Two residents did not receive adequate supervision to prevent accidents. One resident with dementia, severe cognitive impairment, gait problems, and a known elopement risk exited through an alarmed fire door while staff on the unit did not promptly respond to the sounding alarm; the resident was later found outside on the ground with facial and extremity abrasions. Another high fall-risk resident with renal failure, on dialysis, and with a history of multiple recent falls was seated in the dining room, care planned to remain in view of staff, while a CNA who had agreed to supervise sat at a distance looking at their phone and out the window; the resident repeatedly leaned forward and ultimately fell from the wheelchair, sustaining a large bump to the forehead.
A resident with obesity, paraplegia, generalized weakness, and dependence for bed mobility had a rehab assessment and physician order for a left enabler bar to aid in turning and positioning, but the care plan lacked specific goals and interventions for its use and documentation did not show that the device was in place during care. While a CNA was providing peri care and turning the resident, the resident slipped or rolled off the bed and fell to the floor, later being found to have a right intertrochanteric hip fracture requiring surgical repair. Staff interviews revealed uncertainty or lack of recall about the presence or position of the enabler bar, and the resident reported that they did not have enablers before the fall and that they were pushed over too far during turning.

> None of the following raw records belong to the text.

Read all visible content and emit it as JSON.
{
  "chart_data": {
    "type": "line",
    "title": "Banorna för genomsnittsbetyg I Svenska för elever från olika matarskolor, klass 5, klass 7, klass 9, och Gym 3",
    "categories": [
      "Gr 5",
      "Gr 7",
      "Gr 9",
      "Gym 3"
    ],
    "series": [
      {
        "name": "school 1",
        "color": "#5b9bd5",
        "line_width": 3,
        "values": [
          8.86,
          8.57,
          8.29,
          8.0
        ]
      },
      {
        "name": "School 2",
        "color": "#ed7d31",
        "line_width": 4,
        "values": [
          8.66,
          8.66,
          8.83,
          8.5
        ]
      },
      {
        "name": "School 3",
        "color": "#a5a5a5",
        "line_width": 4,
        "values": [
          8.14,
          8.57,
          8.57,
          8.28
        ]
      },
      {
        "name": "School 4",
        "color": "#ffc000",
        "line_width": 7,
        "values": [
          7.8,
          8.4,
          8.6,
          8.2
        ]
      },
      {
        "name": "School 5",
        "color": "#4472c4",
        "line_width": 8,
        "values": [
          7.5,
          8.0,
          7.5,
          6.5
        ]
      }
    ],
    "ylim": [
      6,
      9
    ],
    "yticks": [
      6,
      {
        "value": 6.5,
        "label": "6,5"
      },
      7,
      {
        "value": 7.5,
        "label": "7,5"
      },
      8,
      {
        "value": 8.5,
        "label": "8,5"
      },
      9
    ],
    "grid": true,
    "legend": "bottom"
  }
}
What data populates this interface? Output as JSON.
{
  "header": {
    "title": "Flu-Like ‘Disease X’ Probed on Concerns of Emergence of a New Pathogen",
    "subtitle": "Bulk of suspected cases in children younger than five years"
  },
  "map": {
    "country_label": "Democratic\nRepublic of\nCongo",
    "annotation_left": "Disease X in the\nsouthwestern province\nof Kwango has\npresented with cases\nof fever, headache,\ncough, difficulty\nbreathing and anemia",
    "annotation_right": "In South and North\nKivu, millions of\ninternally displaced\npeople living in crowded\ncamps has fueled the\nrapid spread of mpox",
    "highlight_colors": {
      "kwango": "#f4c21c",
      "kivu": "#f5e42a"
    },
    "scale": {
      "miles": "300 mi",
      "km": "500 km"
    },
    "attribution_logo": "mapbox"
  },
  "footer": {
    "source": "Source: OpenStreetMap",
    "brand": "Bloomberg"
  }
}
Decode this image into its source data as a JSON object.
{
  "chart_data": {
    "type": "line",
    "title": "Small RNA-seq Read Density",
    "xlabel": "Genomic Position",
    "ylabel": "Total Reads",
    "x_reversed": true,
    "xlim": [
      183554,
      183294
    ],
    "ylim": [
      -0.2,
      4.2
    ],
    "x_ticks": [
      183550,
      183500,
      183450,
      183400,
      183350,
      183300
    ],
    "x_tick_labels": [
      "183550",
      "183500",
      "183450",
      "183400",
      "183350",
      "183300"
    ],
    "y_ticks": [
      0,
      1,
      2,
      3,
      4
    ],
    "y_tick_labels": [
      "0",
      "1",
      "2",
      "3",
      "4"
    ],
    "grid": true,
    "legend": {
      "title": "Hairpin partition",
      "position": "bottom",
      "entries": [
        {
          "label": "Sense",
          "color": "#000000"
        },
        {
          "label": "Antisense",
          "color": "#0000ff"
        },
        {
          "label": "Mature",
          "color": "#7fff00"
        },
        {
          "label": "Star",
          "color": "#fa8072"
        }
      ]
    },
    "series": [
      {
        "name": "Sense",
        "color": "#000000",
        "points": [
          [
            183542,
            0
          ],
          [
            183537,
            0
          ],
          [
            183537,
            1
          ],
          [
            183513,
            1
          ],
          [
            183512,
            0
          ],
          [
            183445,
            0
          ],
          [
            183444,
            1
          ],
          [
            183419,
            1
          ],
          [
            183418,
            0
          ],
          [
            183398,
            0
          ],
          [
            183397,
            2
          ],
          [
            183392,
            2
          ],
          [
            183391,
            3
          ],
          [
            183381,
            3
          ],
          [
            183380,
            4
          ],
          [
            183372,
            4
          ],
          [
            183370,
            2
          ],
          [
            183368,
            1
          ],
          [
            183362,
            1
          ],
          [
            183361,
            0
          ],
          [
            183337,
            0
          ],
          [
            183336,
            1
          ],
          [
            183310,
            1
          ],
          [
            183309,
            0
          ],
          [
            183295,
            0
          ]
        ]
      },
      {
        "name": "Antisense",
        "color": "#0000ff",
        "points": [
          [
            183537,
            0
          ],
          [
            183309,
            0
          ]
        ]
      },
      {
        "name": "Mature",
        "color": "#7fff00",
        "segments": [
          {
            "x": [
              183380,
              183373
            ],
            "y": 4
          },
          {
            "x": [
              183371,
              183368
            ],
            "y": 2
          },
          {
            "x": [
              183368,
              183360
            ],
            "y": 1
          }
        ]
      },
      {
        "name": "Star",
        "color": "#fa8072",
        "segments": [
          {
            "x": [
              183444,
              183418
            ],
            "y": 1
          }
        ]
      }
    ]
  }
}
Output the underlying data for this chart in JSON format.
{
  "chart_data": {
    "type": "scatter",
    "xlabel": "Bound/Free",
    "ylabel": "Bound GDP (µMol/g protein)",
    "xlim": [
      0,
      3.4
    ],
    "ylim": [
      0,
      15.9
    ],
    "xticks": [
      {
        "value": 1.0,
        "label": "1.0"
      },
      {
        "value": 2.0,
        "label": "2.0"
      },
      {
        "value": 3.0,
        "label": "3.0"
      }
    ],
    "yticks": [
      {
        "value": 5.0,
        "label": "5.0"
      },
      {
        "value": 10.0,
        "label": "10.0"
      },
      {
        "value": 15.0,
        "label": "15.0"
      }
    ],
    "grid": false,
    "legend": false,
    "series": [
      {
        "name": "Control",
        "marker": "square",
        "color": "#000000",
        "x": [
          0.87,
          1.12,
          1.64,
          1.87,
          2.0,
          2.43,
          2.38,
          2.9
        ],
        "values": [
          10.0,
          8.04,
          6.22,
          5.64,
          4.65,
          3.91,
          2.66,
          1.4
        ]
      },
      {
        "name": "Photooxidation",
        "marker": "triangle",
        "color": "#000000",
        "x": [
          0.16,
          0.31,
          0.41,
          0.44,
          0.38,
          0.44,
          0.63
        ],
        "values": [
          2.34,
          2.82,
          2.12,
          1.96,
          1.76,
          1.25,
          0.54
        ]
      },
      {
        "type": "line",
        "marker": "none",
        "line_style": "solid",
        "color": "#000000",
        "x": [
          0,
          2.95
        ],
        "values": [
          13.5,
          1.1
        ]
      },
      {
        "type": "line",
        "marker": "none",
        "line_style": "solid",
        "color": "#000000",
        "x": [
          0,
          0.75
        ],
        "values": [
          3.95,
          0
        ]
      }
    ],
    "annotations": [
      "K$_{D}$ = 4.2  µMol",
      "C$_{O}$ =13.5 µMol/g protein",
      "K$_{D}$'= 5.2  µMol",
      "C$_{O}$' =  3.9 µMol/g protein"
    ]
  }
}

The facility failed to ensure safe and consistent use of mechanical lift slings, resulting in one resident falling from a lift and sustaining a head laceration requiring staples, and placing several other residents at risk. One resident with stroke-related hemiplegia and impaired cognition, fully dependent for transfers, did not have lift use reflected in the care plan, and staff reported the sling was not properly positioned before the lift was moved. For other residents dependent on full-body lifts, sling sizes were not documented, and staff selected sling sizes based on visual inspection, experience, or availability rather than weight and manufacturer guidelines. In separate observations, two CNAs prepared to use an extra-large sling instead of the required medium sling because it was the only one available, another resident care-planned for an extra-large sling was found in a large sling, and a disposable sling marked as unsafe for use was observed on a wheelchair with a CNA stating it was intended for reuse. Multiple CNAs, LPNs, and an RN Manager confirmed uncertainty or lack of documentation regarding sling sizing, while the DON acknowledged problems with sling availability and the use of disposable slings in place of reusable ones.